Upgrading the Nettle and GnuTLS libraries is recommended. If you operate a TLS server, you should consider if you can completely disable key exchange based on RSA decryption. If you need to keep it for backwards compatibility, it is *strongly* encouraged to use a separate RSA key for this purpose, *not* reused or authorized for any other purpose.
Regards, /Niels
NEWS for the Nettle 3.4.1 release
This release fixes a few bugs, and makes the RSA private key operations side channel silent. The RSA improvements are contributed by Simo Sorce and Red Hat, and include one new public function, rsa_sec_decrypt, see below.
All functions using RSA private keys are now side-channel silent, meaning that they try hard to avoid any branches or memory accesses depending on secret data. This applies both to the bignum calculations, which now use GMP's mpn_sec_* family of functions, and the processing of PKCS#1 padding needed for RSA decryption.

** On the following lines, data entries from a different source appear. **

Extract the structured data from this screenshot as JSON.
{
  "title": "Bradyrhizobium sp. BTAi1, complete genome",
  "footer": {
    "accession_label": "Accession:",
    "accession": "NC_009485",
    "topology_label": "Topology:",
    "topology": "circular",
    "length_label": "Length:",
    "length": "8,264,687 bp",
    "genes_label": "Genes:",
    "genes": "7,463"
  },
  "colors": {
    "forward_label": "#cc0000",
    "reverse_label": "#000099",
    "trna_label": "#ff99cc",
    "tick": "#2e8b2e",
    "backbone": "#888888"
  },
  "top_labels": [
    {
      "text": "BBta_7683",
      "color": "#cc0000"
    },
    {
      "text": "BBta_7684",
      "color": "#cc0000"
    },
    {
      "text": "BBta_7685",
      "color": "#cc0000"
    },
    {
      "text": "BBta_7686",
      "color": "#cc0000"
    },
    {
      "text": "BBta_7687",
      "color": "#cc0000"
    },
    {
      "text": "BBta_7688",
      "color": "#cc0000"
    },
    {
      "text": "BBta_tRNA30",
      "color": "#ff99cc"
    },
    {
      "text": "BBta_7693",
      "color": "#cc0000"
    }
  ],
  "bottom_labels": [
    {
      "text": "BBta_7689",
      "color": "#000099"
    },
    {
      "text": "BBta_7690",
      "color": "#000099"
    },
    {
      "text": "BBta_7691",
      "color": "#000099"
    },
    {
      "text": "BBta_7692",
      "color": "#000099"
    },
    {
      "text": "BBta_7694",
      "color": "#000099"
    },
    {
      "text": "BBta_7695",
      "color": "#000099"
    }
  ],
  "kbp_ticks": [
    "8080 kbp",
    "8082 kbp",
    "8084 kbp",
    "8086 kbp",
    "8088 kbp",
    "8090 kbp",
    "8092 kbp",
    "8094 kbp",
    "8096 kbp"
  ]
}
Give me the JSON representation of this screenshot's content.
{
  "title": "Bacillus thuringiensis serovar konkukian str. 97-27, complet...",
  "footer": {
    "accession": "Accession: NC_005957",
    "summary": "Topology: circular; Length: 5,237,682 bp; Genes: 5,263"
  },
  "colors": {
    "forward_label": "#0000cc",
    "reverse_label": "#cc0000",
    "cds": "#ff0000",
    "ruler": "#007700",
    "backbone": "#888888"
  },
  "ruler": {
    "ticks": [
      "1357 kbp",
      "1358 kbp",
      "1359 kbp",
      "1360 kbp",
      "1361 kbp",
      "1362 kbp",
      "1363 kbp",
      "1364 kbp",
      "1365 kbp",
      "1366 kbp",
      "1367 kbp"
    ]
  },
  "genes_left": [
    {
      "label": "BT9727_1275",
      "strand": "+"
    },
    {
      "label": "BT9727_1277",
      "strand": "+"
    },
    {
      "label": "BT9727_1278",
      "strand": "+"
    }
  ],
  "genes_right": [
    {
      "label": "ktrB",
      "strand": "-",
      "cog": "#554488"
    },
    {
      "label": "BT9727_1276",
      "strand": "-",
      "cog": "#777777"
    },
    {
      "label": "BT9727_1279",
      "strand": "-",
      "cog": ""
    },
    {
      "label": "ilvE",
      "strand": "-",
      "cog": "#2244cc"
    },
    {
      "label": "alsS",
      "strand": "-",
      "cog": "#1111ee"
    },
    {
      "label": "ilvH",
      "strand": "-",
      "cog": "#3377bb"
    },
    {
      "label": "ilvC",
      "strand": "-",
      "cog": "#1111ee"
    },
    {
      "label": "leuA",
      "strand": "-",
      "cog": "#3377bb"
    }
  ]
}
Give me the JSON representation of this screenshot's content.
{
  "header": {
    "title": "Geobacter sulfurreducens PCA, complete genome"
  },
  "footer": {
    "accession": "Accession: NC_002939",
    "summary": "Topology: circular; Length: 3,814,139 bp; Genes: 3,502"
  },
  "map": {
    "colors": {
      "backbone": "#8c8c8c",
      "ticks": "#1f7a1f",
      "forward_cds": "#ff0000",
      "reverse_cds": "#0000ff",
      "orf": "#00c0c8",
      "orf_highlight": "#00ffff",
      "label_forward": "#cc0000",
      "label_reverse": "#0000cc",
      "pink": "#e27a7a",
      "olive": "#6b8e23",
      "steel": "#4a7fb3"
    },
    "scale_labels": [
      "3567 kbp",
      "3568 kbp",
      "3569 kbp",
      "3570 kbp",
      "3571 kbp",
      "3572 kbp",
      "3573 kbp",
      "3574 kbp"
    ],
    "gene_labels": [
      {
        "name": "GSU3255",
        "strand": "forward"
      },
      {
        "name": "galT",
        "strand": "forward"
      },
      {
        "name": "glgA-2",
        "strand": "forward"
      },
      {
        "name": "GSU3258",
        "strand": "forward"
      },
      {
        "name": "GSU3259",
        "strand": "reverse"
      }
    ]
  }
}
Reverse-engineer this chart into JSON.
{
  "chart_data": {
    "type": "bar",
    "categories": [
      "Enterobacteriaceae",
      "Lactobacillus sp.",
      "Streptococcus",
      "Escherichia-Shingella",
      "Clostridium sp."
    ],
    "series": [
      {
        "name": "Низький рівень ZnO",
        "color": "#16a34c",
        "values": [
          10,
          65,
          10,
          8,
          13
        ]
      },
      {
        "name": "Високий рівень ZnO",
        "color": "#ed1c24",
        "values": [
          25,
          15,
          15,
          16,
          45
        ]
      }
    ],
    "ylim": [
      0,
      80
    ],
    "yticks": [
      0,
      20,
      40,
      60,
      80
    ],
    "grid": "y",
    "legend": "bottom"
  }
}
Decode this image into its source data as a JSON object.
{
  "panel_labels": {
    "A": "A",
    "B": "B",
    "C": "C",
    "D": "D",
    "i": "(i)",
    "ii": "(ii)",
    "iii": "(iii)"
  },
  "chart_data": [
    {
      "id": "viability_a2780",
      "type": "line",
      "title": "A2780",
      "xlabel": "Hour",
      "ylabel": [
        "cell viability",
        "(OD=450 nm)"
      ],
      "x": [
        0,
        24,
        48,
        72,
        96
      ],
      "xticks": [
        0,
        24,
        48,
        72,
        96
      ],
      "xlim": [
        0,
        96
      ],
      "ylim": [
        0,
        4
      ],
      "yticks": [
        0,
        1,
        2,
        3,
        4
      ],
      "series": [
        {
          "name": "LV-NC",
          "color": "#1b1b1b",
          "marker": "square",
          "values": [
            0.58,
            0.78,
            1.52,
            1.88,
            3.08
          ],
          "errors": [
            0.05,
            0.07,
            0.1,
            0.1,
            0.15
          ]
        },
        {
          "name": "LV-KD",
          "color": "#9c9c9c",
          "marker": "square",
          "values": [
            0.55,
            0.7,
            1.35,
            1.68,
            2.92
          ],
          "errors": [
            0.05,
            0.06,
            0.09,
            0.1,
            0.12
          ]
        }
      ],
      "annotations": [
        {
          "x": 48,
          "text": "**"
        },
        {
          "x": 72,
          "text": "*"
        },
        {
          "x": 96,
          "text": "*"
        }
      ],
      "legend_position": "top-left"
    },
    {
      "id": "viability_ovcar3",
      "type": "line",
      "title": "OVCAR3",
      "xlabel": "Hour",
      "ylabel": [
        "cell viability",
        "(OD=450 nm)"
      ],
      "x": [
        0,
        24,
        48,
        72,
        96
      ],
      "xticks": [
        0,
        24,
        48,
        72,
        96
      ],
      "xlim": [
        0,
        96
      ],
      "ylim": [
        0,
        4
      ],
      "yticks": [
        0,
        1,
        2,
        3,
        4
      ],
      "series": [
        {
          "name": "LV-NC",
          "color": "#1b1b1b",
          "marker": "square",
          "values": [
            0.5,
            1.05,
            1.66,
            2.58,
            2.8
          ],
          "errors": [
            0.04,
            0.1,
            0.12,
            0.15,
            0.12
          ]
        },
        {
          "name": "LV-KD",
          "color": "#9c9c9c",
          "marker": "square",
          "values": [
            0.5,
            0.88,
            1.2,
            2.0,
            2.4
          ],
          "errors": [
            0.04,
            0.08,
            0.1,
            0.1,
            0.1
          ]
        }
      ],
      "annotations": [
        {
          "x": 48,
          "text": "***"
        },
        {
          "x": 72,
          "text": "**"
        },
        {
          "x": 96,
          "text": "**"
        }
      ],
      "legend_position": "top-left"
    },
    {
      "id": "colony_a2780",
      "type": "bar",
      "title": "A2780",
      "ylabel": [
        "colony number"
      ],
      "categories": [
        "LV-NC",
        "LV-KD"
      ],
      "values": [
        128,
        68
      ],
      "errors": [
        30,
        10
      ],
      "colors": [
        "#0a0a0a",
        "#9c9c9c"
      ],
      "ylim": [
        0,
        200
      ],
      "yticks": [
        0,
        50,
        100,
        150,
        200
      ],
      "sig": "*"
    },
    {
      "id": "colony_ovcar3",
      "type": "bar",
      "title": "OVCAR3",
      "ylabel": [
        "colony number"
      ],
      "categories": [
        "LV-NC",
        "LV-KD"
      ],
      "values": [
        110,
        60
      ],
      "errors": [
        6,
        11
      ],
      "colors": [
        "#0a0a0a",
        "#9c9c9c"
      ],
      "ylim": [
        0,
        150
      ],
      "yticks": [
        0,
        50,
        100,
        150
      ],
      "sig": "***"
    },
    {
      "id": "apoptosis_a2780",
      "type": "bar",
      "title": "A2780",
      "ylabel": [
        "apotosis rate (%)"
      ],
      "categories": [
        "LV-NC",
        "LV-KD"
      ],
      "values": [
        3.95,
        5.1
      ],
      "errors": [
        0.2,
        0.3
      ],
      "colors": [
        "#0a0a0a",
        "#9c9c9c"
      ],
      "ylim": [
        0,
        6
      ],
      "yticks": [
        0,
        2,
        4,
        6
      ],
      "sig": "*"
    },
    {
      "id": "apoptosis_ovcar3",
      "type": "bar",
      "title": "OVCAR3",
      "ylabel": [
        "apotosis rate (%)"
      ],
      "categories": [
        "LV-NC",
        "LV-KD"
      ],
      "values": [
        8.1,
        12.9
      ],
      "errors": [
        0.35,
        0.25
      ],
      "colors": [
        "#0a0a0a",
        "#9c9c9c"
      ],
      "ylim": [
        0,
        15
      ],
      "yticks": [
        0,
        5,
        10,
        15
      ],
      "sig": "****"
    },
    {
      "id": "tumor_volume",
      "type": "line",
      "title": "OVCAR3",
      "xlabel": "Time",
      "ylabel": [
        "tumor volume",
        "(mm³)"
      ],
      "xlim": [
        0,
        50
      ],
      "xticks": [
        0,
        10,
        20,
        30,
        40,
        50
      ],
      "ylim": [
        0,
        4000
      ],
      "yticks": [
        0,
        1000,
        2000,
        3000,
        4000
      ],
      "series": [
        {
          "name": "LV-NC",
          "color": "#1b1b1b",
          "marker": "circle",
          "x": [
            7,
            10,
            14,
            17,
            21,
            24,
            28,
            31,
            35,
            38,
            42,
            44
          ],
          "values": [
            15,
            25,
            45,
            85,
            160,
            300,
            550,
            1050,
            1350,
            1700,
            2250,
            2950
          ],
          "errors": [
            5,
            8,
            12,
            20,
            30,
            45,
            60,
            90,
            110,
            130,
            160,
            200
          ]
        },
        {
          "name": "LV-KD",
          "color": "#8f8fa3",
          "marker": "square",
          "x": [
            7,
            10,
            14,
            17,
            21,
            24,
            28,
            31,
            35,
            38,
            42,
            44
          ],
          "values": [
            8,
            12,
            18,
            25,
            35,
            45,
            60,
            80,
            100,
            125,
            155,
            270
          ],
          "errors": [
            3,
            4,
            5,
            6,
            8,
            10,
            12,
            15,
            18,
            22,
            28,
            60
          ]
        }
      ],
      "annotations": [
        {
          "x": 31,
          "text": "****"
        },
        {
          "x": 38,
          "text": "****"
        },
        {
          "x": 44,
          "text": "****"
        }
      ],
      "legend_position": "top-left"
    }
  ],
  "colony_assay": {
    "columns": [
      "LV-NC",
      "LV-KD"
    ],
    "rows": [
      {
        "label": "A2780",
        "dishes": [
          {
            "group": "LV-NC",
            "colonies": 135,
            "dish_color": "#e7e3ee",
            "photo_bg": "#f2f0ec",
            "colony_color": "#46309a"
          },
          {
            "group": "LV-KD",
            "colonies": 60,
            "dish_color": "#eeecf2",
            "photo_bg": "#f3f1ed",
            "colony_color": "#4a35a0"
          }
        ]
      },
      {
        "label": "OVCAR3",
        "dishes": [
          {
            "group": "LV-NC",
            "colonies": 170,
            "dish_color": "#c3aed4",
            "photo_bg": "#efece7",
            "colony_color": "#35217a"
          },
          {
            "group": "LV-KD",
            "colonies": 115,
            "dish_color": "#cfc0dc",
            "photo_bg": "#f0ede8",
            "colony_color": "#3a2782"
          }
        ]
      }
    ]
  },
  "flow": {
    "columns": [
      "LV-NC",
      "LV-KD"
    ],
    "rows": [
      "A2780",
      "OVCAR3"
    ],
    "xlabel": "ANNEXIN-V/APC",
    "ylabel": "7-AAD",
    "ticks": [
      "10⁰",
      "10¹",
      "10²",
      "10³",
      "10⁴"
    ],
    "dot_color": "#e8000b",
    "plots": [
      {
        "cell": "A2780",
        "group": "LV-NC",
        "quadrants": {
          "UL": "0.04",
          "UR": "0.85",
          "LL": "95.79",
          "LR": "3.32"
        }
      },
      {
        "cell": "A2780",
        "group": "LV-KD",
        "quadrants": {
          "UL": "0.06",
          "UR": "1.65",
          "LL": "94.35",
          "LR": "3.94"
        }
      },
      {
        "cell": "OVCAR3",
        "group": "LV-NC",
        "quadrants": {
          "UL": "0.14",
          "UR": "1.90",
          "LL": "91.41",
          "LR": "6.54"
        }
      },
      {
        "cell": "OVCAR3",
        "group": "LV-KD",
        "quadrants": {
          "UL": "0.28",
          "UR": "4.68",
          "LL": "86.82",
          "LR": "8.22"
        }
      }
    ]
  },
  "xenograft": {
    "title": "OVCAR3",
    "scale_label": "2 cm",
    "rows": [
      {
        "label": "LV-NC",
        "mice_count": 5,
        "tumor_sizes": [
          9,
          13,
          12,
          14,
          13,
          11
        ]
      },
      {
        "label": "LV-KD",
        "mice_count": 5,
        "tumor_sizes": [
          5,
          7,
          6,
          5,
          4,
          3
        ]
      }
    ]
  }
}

Nettle's ECC functions were already side-channel silent, while the DSA functions still aren't. There's also one caveat regarding the improved RSA functions: due to small table lookups in relevant mpn_sec_* functions in GMP-6.1.2, the lowest and highest few bits of the secret factors p and q may still leak. I'm not aware of any attacks on RSA where knowing a few bits of the factors makes a significant difference. This leak will likely be plugged in later GMP versions.
Changes in behavior:
* The functions rsa_decrypt and rsa_decrypt_tr may now clobber all of the provided message buffer, independent of the actual message length. They are side-channel silent, in that branches and memory accesses don't depend on the validity or length of the message. Side-channel leakage from the caller's use of length and return value may still provide an oracle useable for a Bleichenbacher-style chosen ciphertext attack. Which is why the new function rsa_sec_decrypt is recommended.
New features:
* A new function rsa_sec_decrypt. It differs from rsa_decrypt_tr in that the length of the decrypted message is given a priori, and PKCS#1 padding indicating a different length is treated as an error. For applications that may be subject to chosen ciphertext attacks, it is recommended to initialize the message area with random data, call this function, and ignore the return value. This applies in particular to RSA-based key exchange in the TLS protocol.
Bug fixes:
* Fix bug in pkcs1-conv, missing break statements in the parsing of PEM input files.
* Fix link error on the pss-mgf1-test test, affecting builds without public key support.
Performance regression:
* All RSA private key operations employing RSA blinding, i.e., rsa_decrypt_tr, rsa_*_sign_tr, the new rsa_sec_decrypt, and rsa_compute_root_tr, are significantly slower. This is because (i) RSA blinding now use side-channel silent operations, (ii) blinding includes a modular inversion, and (iii) side-channel silent modular inversion, implemented as mpn_sec_invert, is very expensive. A 60% slowdown for 2048-bit RSA keys have been measured.
Miscellaneous:
* Building the public key support of nettle now requires GMP version 6.0 or later (unless --enable-mini-gmp is used).
The shared library names are libnettle.so.6.5 and libhogweed.so.4.5, with sonames still libnettle.so.6 and libhogweed.so.4. It is intended to be fully binary compatible with nettle-3.1.